John Whelan, the RTA's director of business co-ordination, road safety and policy, said the campaign aimed to make speeding socially unacceptable. "To me [the gesture] says 'speeding - no one thinks big of you'," he said. "It will cause people who are speeders to think twice about the image they are creating." The ads would be controversial, he said, but traditional "shock horror advertising" that highlighted injury and death from speeding was no longer effective on "people exposed to computer games, modern media … and horror films". "We will do what we feel we have to to get the message through," Mr Whelan said.

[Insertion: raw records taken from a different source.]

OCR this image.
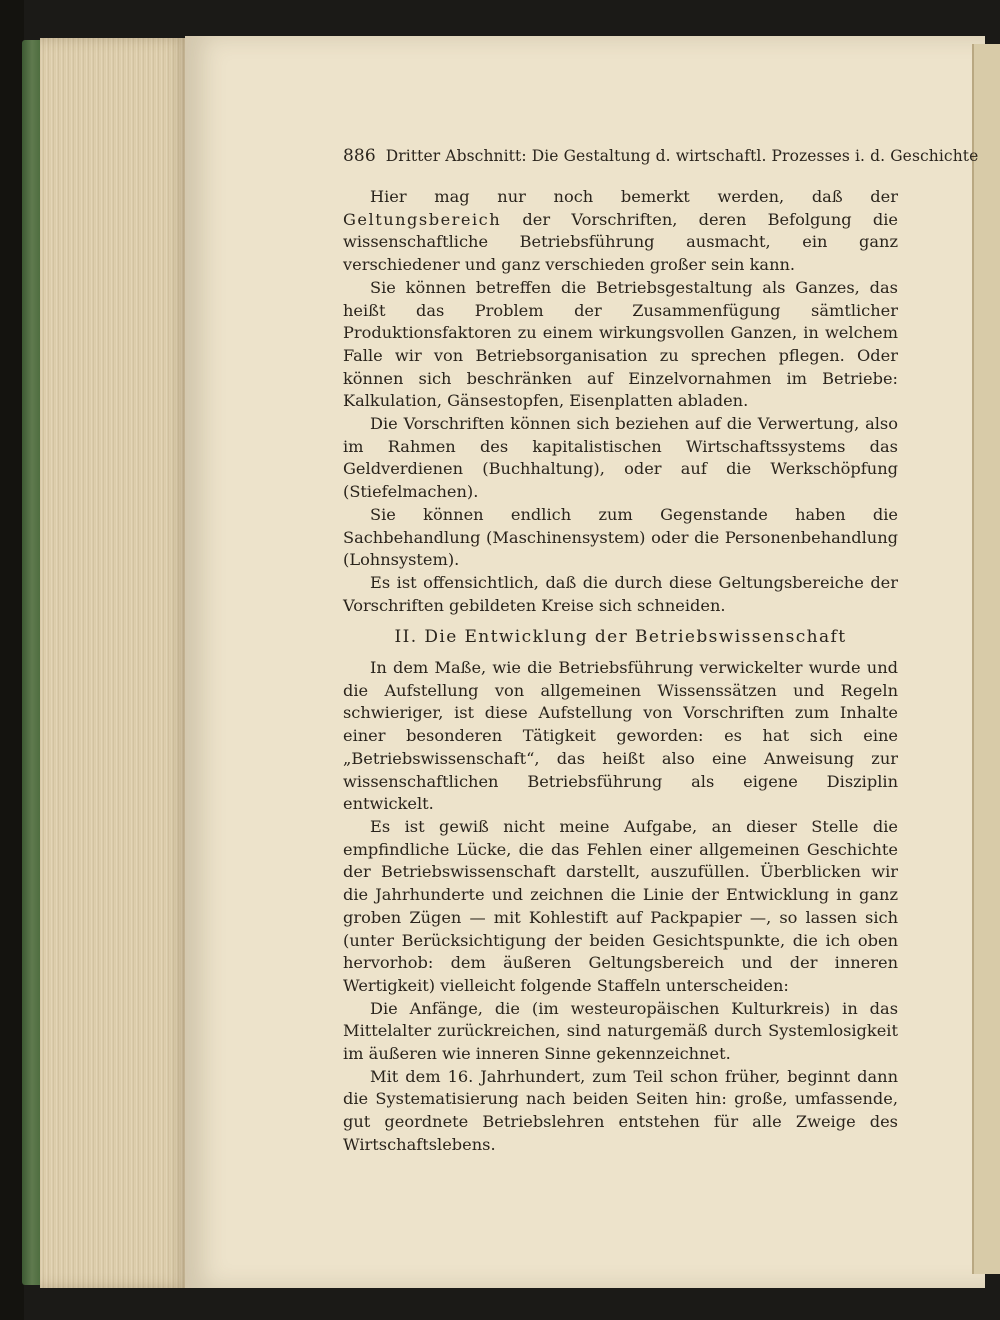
886 Dritter Abschnitt: Die Gestaltung d. wirtschaftl. Prozesses i. d. Geschichte

Hier mag nur noch bemerkt werden, daß der Geltungsbereich der Vorschriften, deren Befolgung die wissenschaftliche Betriebsführung ausmacht, ein ganz verschiedener und ganz verschieden großer sein kann.

Sie können betreffen die Betriebsgestaltung als Ganzes, das heißt das Problem der Zusammenfügung sämtlicher Produktionsfaktoren zu einem wirkungsvollen Ganzen, in welchem Falle wir von Betriebsorganisation zu sprechen pflegen. Oder können sich beschränken auf Einzelvornahmen im Betriebe: Kalkulation, Gänsestopfen, Eisenplatten abladen.

Die Vorschriften können sich beziehen auf die Verwertung, also im Rahmen des kapitalistischen Wirtschaftssystems das Geldverdienen (Buchhaltung), oder auf die Werkschöpfung (Stiefelmachen).

Sie können endlich zum Gegenstande haben die Sachbehandlung (Maschinensystem) oder die Personenbehandlung (Lohnsystem).

Es ist offensichtlich, daß die durch diese Geltungsbereiche der Vorschriften gebildeten Kreise sich schneiden.

II. Die Entwicklung der Betriebswissenschaft

In dem Maße, wie die Betriebsführung verwickelter wurde und die Aufstellung von allgemeinen Wissenssätzen und Regeln schwieriger, ist diese Aufstellung von Vorschriften zum Inhalte einer besonderen Tätigkeit geworden: es hat sich eine „Betriebswissenschaft“, das heißt also eine Anweisung zur wissenschaftlichen Betriebsführung als eigene Disziplin entwickelt.

Es ist gewiß nicht meine Aufgabe, an dieser Stelle die empfindliche Lücke, die das Fehlen einer allgemeinen Geschichte der Betriebswissenschaft darstellt, auszufüllen. Überblicken wir die Jahrhunderte und zeichnen die Linie der Entwicklung in ganz groben Zügen — mit Kohlestift auf Packpapier —, so lassen sich (unter Berücksichtigung der beiden Gesichtspunkte, die ich oben hervorhob: dem äußeren Geltungsbereich und der inneren Wertigkeit) vielleicht folgende Staffeln unterscheiden:

Die Anfänge, die (im westeuropäischen Kulturkreis) in das Mittelalter zurückreichen, sind naturgemäß durch Systemlosigkeit im äußeren wie inneren Sinne gekennzeichnet.

Mit dem 16. Jahrhundert, zum Teil schon früher, beginnt dann die Systematisierung nach beiden Seiten hin: große, umfassende, gut geordnete Betriebslehren entstehen für alle Zweige des Wirtschaftslebens.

In Australia speeding is a factor in about 40 per cent of road deaths each year. This means more than 220 people die each year because of speeding. In addition to those killed, more than 4000 people are injured in speed-related crashes each year. The estimated cost to the community of speed-related crashes is about $500 million a year. Conditions or factors involved in speeding-related crashes include: A high number of fatal crashes involved country resident drivers on local country roads, almost 80 per cent of speed-related fatal crashes happened on curves, around 77 per cent of speeding vehicles involved in fatal crashes were cars or light trucks and more than 80 per cent of speeding drivers involved in fatal crashes were male. By highlighting the consequences the campaign also aims to increase the social unacceptability of speeding.

Sometimes it takes a little "shock" to get peoples attention. Look at us here in America. we see the ads all the time. Buckle Up. Speed Kills. Drink Responsibly. Do they work? In a way yes, but in a way, no. I think any attempt to make something socially unacceptable is worth the shot. Look at what the Secondhand Smoke campaign has done to smokers. Now it's kind of unacceptable to smoke. So you people of

People of Australia, you rock on with your new ad campaign. I hope it works...if not, heck, we all got a good laugh from it!